Exerpts from articles by Sherry Bunting, Farmshine Oct. 29-Nov. 5, 2010
Experts who study U.S. dairy competitiveness in the global marketplace continue to warn that we are receiving prices below the world market for dairy commodities because the U.S. is not offering the product mix wanted by international buyers and multi-national customers here in the U.S.
In Reno, Nevada last week, CWT voted to end its herd retirement program, reduce the voluntary assessment to two cents, and use the money to enhance exports.
One thing is becoming clear: U.S. dairy producers need to become more aggressive marketers at home and abroad. Export enhancement funds help move product (occasionally product that would have moved anyway), but these enhancements don’t necessarily make the U.S. more competitive. There is a difference between marketing a product and moving a commodity. Other countries are figuring that out. The U.S. needs to figure it out also.
Toward that end, U.S. Dairy Export Council president Thomas Suber gave an enlightening report at the Western States Dairy Producers Trade Association meeting in Reno October 26. DPAC had two representatives at the meeting and this is what they learned:
One key aspect of dairy’s future is the undeniable effect of a global marketplace.

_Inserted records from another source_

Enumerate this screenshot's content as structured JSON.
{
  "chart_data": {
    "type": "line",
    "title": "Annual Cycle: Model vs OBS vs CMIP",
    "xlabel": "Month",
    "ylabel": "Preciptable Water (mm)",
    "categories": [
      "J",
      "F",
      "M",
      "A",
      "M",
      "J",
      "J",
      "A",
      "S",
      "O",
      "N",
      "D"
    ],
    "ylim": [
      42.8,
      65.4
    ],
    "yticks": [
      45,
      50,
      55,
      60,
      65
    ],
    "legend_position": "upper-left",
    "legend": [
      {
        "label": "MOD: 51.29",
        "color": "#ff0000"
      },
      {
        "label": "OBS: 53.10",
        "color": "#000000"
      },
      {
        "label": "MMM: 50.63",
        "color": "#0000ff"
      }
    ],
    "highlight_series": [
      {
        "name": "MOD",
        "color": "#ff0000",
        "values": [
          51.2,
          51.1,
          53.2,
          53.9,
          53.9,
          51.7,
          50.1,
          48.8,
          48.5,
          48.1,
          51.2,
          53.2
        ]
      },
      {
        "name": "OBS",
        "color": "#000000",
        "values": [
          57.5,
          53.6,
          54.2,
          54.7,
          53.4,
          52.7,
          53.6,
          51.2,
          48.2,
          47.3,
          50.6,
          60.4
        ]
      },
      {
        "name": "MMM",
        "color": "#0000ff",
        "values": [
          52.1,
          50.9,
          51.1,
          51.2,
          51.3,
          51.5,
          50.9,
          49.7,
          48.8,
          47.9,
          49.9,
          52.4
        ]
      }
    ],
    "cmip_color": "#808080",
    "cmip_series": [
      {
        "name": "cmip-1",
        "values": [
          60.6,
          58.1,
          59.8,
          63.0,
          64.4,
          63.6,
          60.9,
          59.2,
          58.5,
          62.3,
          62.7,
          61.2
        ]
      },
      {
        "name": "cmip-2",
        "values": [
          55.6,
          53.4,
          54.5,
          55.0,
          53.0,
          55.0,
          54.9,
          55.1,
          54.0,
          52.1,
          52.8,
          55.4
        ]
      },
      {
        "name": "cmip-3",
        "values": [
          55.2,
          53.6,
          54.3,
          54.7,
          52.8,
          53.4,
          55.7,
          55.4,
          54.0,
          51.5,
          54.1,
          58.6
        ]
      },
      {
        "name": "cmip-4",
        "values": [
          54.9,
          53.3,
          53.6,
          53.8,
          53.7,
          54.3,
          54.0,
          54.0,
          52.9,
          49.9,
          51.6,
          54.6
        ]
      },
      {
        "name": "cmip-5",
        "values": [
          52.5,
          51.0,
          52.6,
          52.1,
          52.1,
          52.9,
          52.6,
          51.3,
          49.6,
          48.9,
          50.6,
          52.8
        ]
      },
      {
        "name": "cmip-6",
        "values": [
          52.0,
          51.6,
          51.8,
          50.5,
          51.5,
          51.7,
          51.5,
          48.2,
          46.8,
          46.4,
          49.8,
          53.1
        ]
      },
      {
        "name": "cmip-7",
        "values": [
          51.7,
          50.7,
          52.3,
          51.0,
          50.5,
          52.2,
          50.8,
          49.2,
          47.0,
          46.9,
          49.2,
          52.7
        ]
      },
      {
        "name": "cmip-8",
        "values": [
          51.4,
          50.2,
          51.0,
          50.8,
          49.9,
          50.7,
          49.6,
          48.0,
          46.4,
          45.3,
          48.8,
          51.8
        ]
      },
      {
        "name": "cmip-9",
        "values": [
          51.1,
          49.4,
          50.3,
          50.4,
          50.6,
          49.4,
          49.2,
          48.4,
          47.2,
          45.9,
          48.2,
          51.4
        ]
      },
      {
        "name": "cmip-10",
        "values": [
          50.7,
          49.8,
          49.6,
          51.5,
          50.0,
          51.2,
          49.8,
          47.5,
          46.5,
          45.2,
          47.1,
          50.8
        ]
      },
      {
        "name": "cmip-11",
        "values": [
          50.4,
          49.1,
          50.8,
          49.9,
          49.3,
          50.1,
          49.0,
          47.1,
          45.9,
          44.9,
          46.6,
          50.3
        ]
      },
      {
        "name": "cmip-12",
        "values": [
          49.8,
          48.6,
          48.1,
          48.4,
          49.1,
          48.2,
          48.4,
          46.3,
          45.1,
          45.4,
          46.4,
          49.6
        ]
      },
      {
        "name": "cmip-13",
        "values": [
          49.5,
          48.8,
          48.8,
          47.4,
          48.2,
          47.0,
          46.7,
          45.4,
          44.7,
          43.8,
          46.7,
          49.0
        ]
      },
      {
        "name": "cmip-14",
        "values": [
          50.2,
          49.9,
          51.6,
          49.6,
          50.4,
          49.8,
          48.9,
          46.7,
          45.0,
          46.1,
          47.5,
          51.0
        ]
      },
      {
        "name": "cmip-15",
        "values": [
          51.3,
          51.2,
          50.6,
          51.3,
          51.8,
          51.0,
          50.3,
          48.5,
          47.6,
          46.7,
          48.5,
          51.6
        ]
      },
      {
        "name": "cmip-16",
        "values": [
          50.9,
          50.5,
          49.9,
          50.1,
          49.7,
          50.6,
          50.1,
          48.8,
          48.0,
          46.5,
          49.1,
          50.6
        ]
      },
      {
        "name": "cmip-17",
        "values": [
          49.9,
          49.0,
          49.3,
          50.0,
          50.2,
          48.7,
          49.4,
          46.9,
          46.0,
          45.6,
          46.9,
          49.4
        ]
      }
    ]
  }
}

It is here. It’s not going away. But there are different ways to look at this fact. Consumers at home indicate they want to buy "local." They should know the source of their milk products so they can have a choice.
Import assessments, tariffs and other such proposals are getting no where. But sometimes the best defense is a really good offense.
Perhaps the thought that stood out to me during the WSPDA meetings this week was their discussions about increasing demand and producing what the market wants.
What people don’t always realize is that "producing for the world market" does not mean just the export side, but also the import side. We need to compete and produce the products the market wants both here and abroad.
During the WSPDTA meeting, Suber talked about recent trends and the near term outlook. He also touched on the Bain report, which was released a little more than a year ago.
He said the U.S. is in a positive trade balance on a milk solids basis this year, even though we are deficit on the value side, largely because the U.S. imports high value proteins and cheese while exporting lower value whey products. Still, cheese and other exports soared this year without much assistance.
Suber’s graphs showed how the U.S. supported the world price in 2009 (and other years) while diminishing its own ability to recover because of the buildup of government-purchased product in storage.
Exports this year continued the long term trend upward, which actually began in 2002-03. Before the collapse in late 2008, the U.S. exported almost 12% of its production on a milk solids basis. From January through August of 2010, that percentage increased to 14%, but not at 2008 price levels.
What seems clear is that demand is the issue to focus on, along with the idea of "producing for a market." The world market is getting back to where demand is growing to strain supply, and the product mix has changed as China has imported huge amounts of whole milk powder (WMP) from the world market, which pulls fat away along with the protein.
There is opportunity for the U.S. if dairy producers are ready to be a consistent supplier making the products manufacturers want both here and abroad.
The central question is: What is the cost of inaction? No matter where producers are on the spectrum of ideas, it is clear that maintaining the status quo is not an option. This collective discussion needs to continue between dairy producers across the United States.